Johannes Bauernfeind informierte, dass die AOK Baden-Württemberg bei der Ausschreibung von fünf antibiotischen Wirkstoffen auch Umweltkriterien einbezogen habe. Die Anbieter mussten unter anderem nachweisen, dass sie bei Abwässern bestimmte Grenzwerte einhalten, zudem mussten sie Kontrollen erlauben. Weitere Zuschlagskriterien waren die Länge der Lieferkette und die Einhaltung örtlicher Arbeitsschutz-Vorgaben. Die AOK habe ein Institut beauftragt, die Verträge, die von Juni 2021 bis Mai 2023 liefen, auszuwerten. Für die Zuschlagskriterien musste sich die Kasse vor dem Oberlandesgericht Düsseldorf verantworten. Das Gericht untersagte in zweiter Instanz die Anwendung eines qualitativen Zuschlagskriteriums für robuste Lieferketten. »Bei Ausschreibungen brauchen wir die Garantie, dass wir Kriterien rechtssicher durchsetzen können«, forderte Bauernfeind. Die Verwaltungsratsvorsitzende Maren Diebel-Ebers wies darauf hin, dass die »Ausschreibung nur nach dem günstigsten Preis an Grenzen« komme. »Das müssen wir ausloten«, sagte sie.

Aus Sicht von Bauernfeind spielen bei einer nachhaltigen Arzneimittelversorgung ökologische, ökonomische und soziale Aspekte gleichermaßen eine Rolle. Bestimmte Darreichungsformen und die Vielfalt von Packungsgrößen bei Arzneimitteln seien überflüssig. Der Vorstandschef forderte, das Arzneimittelrecht bei diesem Punkt anzupassen. Zudem müsse die Mehrwertsteuer auf Arzneimittel gesenkt werden.

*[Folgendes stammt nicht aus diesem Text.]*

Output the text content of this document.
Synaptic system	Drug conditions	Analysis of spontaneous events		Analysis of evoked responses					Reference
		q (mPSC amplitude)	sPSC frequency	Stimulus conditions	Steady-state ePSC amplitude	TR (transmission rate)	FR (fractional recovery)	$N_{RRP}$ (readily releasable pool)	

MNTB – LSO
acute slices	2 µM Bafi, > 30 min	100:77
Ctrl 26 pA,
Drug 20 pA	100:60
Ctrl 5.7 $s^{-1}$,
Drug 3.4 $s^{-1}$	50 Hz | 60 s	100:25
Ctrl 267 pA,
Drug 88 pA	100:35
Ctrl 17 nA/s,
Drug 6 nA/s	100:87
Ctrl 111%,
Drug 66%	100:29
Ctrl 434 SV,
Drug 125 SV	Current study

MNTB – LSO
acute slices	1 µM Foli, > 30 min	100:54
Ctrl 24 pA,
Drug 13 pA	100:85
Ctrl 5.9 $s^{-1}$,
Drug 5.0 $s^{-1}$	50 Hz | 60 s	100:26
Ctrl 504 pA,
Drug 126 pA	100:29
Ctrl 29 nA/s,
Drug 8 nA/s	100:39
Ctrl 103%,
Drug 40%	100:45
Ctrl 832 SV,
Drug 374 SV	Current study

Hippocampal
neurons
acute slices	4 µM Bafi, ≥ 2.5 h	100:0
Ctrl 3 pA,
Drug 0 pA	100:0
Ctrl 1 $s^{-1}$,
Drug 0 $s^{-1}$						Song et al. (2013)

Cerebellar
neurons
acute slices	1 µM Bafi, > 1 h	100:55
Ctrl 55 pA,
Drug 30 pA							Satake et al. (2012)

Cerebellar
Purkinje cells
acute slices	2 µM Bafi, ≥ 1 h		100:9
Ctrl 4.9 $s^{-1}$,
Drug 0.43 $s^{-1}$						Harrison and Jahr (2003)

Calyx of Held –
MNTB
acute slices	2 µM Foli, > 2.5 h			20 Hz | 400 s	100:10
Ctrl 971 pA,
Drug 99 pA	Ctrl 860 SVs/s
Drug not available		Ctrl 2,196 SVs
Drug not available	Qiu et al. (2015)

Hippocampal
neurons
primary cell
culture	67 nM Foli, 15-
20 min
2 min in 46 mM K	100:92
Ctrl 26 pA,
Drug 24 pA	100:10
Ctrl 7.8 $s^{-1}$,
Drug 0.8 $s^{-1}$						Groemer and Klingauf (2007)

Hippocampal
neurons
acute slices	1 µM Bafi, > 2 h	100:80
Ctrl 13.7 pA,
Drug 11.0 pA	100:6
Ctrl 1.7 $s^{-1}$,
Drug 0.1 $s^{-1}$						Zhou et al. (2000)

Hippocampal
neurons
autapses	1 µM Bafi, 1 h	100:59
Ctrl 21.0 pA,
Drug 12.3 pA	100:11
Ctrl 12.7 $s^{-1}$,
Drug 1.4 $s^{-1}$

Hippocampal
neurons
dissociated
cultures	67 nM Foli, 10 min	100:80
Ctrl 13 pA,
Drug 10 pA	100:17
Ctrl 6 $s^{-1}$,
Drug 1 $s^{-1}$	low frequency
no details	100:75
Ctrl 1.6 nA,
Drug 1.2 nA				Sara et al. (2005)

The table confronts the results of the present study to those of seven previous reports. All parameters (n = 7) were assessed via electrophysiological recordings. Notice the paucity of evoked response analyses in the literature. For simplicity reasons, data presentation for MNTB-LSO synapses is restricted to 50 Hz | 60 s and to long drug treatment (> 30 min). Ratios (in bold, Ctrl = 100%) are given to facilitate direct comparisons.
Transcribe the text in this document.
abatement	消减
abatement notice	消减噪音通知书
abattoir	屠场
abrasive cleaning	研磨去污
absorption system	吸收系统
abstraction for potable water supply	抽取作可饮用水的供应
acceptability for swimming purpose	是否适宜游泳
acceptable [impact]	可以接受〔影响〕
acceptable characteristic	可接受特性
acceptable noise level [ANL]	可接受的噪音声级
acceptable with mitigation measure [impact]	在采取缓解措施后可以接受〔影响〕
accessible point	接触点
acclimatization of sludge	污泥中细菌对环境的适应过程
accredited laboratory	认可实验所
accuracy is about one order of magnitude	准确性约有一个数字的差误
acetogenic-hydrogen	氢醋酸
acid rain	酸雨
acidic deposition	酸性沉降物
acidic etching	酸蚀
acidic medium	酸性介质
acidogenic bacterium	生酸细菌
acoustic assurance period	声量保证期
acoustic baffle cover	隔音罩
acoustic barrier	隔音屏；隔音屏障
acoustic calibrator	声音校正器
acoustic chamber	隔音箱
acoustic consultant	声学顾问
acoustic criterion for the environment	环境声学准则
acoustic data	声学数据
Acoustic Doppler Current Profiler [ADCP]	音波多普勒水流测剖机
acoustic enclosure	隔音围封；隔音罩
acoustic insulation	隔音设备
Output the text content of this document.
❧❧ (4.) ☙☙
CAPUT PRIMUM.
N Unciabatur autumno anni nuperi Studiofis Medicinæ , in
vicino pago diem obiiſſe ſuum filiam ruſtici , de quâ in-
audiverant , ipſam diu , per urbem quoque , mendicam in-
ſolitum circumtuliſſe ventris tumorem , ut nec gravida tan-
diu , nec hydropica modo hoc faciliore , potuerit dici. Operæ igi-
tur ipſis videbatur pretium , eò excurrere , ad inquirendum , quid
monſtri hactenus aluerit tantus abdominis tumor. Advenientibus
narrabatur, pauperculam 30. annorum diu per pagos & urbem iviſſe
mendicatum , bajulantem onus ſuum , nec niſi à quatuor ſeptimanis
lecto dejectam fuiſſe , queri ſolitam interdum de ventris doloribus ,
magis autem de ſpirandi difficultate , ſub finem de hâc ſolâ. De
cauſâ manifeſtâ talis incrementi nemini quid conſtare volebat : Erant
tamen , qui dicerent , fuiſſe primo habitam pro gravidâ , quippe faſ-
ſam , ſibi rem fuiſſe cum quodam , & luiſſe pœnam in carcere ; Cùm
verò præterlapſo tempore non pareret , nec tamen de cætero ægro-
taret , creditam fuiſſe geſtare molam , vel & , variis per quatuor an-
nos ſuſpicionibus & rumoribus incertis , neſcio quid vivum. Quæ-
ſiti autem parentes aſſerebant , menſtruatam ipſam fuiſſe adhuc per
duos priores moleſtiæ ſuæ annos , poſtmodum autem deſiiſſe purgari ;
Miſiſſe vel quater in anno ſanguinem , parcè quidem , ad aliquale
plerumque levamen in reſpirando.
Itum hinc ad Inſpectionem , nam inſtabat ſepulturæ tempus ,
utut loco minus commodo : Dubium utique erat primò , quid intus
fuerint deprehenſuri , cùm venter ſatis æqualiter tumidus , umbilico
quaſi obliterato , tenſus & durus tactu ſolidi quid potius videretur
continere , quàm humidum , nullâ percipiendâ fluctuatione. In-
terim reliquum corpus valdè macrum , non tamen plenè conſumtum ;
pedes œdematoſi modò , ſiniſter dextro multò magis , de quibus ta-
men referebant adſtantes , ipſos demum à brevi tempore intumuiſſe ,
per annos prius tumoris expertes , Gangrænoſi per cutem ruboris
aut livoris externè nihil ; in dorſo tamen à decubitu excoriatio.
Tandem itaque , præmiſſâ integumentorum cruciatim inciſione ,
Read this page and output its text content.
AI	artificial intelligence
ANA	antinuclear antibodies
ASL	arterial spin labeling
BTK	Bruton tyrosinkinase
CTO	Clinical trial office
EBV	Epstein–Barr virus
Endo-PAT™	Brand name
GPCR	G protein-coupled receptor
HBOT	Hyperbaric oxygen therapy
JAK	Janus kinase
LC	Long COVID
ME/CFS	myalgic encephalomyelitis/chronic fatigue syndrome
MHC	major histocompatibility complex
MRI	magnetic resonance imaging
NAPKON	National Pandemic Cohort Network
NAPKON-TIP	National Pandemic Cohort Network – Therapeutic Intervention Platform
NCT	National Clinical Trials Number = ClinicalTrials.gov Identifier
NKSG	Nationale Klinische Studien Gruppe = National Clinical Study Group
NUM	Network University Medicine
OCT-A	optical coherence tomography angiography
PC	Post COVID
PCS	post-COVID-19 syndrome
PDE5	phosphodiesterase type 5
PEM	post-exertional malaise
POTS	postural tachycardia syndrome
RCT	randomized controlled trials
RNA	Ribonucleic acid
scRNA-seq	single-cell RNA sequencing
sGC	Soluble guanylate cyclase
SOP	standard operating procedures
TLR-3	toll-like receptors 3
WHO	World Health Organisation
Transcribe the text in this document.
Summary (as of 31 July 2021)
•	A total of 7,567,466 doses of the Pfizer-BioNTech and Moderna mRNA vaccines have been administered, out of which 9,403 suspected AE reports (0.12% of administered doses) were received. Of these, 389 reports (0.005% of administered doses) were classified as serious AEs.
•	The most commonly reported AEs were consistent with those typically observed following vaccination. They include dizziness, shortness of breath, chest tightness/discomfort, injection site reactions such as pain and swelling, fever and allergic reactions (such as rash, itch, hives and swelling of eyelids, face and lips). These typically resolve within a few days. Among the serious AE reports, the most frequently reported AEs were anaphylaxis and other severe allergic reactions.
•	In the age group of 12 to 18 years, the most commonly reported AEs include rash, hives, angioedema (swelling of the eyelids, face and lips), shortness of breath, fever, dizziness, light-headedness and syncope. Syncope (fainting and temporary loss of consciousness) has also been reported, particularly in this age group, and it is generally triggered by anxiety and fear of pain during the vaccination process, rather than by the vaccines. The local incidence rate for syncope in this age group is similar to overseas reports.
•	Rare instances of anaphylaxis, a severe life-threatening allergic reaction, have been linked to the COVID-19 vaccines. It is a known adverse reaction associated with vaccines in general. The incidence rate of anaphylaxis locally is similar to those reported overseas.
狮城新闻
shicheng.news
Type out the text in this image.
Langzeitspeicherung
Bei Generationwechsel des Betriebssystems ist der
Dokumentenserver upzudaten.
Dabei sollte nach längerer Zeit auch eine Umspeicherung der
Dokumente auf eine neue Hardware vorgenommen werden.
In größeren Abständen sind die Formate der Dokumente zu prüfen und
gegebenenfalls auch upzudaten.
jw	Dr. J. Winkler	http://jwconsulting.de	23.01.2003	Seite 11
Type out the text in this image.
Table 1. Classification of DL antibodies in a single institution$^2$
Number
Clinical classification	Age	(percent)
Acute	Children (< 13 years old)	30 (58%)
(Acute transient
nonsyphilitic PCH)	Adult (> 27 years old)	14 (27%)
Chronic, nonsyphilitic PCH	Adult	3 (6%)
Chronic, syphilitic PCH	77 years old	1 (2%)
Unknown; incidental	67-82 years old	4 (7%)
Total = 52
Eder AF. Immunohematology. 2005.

Versicherte noch mehr aufklären

Aus Sicht von Vorstandsvize Alexander Stütz sind weitere Gesetze sowie globale Standards notwendig, um die Versorgung nachhaltiger zu gestalten. Das EU-Vergaberecht müsse abbilden, dass die Kriterien Lieferfähigkeit und Nachhaltigkeit berücksichtig werden. Der Rechtsrahmen sei derzeit noch zu eng. Die AOK Baden-Württemberg versuche dennoch, Spielräume zu nutzen. Aufklärung sei ebenfalls wichtig. »Das übernehmen Ärzte und Apotheker. Auch wir informieren unsere Versicherten auf allen Kanälen«, sagte Stütz.

Der langjährige alternierende Verwaltungsratsvorsitzende Peer-Michael Dick appellierte an Ärzte und an Versicherte, Arzneimittel sparsamer zu verordnen beziehungsweise anzuwenden. Abgelaufene Medikamente gehörten in den Hausmüll und nicht in die Toilette. Aber auch die AOK müsse Versicherte über den Umgang mit Arzneimitteln besser aufklären. Darüber hinaus forderte er, bei umweltschädigenden Präparaten die Werbung einzuschränken. Dazu solle sich die Industrie selbst verpflichten, forderte er. Insgesamt gebe es »unglaubliche Zielkonflikte« zwischen Ökologie, Ökonomie und der sozialen Dimension, also der Verfügbarkeit. »Ich habe nicht den Eindruck, dass wir das unter einen Hut bekommen«, resümierte Dick.